MetroTimes (Surabaya) – Dewan Perwakilan Rakyat (DPR) baru saja meresmikan Undang-Undang (UU) tentang Kesejahteraan Ibu dan Anak (KIA) pada Fase Seribu Hari Pertama Kehidupan. UU tersebut memberikan cuti melahirkan minimal tiga bulan dengan tujuan mengakomodir kebutuhan dan kedekatan ibu dan sang bayi.
Pakar Kebijakan Kesehatan Universitas Airlangga (UNAIR), Dr Ernawaty drg MKes turut menyuarakan pendapat terkait kebijakan itu. Ia mengatakan, dalam penerapan kebijakan tersebut beberapa poin harus diperhatikan terutama kondisi ibu.
“Langkah pemerintah dalam menciptakan UU KIA ini telah tepat untuk mendukung kondisi ibu hamil, ibu bersalin ataupun setelah persalinan. Pada dasarnya, seorang ibu melahirkan membutuhkan dukungan penuh dari berbagai pihak,” ujarnya.
Dampak Positif
Dr Erna menerangkan, salah satu dampak positif dalam penerapan UU KIA yakni sang ibu memiliki waktu yang optimal untuk mengasuh bayinya. Pasca melahirkan merupakan waktu yang krusial bagi ibu dan anak, selain itu bayi akan mendapatkan asupan air susu ibu (ASI) eksklusif secara penuh.
“Dengan adanya cuti yang diberikan pada ibu, maka ibu mampu lebih optimal dalam mengurus anaknya. Ditambah, pemberian ASI eksklusif juga penting dalam masa pertumbuhan bayi,” imbuh dr Erna
Selain itu, UU tersebut juga berdampak positif bagi ibu bersalin. Sang ayah juga akan diberikan cuti selama dua sampai tiga hari untuk menemani istri selama masa persalinan. Dalam kondisi itu, ibu memperlukan keberadaan suami untuk memberikan dukungan mental.
“Peran suami juga tidak kalah pentingnya, seorang suami harus memberikan support penuh selama masa persalinan. Support tersebut harus didapatkan oleh istri sejak prosesi hamil, melahirkan dan pasca melahirkan. Dengan harapan, kesejahteraan perempuan dan anak dapat terpenuhi,” tuturnya.
Poin Penting
Dr Erna menyebutkan, dalam penerapan UU tersebut harus mengutamakan kemudahan perempuan, salah satunya dalam hal mendapatkan cuti enam bulan. Selain itu, perempuan tetap memiliki kesempatan untuk bekerja atau berkarir tanpa adanya halangan terkait reproduksi perempuan.

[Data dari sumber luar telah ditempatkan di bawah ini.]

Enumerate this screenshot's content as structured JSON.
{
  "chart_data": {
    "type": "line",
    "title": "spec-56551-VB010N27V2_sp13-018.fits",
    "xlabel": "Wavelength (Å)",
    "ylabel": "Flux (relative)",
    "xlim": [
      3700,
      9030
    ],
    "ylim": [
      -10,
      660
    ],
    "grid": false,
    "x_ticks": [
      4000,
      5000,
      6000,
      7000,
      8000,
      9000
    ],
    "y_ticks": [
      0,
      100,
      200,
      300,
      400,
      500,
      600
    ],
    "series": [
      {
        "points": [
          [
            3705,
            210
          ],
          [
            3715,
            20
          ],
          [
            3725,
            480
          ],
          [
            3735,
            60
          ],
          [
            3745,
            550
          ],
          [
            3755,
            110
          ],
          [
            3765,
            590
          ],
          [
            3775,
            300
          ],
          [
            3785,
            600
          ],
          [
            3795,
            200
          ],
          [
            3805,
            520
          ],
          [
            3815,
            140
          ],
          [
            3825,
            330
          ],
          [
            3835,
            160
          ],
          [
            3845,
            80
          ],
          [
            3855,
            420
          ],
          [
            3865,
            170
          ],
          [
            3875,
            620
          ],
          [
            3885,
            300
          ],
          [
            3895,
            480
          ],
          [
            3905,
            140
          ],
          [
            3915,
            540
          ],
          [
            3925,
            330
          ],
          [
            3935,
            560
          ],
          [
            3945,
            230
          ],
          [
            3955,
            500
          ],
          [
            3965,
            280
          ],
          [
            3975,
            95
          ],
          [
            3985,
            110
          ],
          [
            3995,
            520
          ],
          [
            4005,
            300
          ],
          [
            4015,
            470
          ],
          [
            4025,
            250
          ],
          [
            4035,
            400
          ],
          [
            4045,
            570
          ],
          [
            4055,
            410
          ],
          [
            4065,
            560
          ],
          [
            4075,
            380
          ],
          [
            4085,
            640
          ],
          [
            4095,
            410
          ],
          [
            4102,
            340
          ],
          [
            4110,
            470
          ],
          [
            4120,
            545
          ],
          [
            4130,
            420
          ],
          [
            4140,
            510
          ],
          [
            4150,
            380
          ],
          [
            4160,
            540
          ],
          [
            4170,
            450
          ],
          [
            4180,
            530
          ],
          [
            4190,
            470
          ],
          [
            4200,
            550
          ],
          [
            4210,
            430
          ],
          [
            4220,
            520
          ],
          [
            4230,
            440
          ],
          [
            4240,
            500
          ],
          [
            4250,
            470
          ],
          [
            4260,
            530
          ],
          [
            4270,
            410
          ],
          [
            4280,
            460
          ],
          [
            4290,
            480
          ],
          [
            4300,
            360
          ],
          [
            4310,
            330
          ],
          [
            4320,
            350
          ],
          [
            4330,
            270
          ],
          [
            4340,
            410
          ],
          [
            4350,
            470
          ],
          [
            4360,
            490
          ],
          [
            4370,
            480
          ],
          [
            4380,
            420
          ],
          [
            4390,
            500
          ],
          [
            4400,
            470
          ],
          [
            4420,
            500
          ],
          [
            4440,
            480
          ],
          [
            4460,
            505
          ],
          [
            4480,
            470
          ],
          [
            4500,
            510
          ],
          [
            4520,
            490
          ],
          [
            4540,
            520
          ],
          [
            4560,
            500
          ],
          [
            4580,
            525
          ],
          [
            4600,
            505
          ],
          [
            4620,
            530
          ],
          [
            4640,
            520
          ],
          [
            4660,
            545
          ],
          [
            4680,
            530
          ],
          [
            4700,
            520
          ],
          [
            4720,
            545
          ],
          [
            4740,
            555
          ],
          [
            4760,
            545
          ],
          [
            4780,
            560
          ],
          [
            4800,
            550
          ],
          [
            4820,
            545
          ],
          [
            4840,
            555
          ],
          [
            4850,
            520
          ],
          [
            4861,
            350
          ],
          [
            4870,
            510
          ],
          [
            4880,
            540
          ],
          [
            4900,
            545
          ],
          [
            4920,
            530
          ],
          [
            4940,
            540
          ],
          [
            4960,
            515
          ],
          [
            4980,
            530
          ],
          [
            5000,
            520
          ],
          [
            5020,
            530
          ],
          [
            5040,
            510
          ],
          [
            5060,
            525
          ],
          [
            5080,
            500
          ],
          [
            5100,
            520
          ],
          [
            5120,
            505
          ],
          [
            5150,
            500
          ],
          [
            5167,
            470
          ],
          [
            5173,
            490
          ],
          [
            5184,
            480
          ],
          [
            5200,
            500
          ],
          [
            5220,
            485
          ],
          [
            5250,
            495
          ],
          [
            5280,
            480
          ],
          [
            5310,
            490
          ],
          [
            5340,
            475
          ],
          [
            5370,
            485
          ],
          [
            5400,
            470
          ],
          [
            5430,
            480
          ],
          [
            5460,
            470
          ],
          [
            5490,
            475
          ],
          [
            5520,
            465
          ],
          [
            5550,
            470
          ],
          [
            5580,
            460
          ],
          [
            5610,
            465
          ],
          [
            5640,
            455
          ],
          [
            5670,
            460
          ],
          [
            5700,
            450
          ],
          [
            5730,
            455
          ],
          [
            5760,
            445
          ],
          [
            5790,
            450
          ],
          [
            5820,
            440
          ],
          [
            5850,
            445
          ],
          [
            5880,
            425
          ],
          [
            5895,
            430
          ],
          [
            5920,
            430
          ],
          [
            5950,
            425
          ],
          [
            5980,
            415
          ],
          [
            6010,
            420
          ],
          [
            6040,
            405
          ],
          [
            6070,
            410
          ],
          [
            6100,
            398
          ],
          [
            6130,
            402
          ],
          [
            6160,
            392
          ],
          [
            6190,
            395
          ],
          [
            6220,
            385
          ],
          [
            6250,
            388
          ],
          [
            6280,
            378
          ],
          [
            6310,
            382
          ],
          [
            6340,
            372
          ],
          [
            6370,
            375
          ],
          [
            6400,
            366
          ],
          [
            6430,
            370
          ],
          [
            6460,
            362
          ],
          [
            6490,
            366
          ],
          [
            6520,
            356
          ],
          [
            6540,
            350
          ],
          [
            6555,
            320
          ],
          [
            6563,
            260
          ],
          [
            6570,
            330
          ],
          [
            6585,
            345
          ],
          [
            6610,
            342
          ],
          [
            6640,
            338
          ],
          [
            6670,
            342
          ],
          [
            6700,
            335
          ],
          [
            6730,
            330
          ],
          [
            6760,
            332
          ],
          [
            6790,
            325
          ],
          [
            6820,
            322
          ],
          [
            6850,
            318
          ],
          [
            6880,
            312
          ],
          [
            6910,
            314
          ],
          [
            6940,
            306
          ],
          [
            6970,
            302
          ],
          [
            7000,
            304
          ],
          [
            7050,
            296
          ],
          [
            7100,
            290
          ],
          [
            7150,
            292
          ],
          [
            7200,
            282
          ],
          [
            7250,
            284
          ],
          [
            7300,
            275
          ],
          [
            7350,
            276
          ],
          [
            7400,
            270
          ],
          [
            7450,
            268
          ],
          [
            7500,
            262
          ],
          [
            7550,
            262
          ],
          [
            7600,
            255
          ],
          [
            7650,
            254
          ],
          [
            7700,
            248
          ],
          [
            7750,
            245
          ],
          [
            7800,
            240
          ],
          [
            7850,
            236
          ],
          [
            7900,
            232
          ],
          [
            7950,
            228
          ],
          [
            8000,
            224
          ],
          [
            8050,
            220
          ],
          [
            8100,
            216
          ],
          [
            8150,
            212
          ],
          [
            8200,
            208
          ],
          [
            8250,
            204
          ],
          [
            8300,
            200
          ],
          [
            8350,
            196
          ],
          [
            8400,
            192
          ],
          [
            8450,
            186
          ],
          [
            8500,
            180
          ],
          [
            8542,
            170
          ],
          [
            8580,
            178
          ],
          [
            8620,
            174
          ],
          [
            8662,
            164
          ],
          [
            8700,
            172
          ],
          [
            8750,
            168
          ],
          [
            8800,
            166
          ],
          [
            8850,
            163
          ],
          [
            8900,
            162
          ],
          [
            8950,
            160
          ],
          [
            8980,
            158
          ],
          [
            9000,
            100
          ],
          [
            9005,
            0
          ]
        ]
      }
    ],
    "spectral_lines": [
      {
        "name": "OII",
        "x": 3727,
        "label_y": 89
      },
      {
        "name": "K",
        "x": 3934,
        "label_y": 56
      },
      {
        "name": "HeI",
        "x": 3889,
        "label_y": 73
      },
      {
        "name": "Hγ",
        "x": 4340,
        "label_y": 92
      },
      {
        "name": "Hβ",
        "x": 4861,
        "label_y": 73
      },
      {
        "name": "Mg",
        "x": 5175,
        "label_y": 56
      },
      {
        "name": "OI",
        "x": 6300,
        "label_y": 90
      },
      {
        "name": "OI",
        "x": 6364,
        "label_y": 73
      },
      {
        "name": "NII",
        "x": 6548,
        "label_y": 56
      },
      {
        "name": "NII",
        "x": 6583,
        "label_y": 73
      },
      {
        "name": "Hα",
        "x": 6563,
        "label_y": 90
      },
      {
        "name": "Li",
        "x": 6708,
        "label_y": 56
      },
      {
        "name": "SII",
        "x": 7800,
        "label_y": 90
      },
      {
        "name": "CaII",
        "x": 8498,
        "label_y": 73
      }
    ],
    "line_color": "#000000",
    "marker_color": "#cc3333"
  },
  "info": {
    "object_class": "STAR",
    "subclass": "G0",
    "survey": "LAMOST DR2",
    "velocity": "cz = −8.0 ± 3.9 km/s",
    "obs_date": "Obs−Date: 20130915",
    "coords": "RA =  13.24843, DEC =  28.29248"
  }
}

“Meski telah diberikan hak pemberian gaji pada ibu selama cuti, namun yang kerap kali menjadi persoalan yakni apakah ada jaminan untuk perempuan tidak tertinggal karirnya selama masa cuti tersebut berlangsung,” jelasnya.
Pakar Kebijakan Kesehatan itu menambahkan, perempuan yang bekerja di sektor informal harus mendapat perhatian juga. Nyatanya, UU KIA ini cenderung kepada perempuan yang bekerja di sektor formal. Apabila dalam penerapannya tidak dapat merata akan menimbulkan diskriminasi.
“Kalau dilihat memang UU KIA ini cenderung pada perempuan yang bekerja di sektor formal. Lalu, bagaimana nasib perempuan yang bekerja di sektor non formal. Seharusnya, mendapatkan kesempatan yang sama juga dengan perempuan lainnya,” terangnya.
Dr Erna mengungkapkan, niat baik saja dari pemerintah dengan meresmikan UU KIA ini belum cukup. Artinya, pemerintah harus mengawasi secara ketat dalam penerapannya melalui aturan turunannya. Selain itu, pemerintah harus melakukan sosialisasi berkesinambungan untuk masyarakat.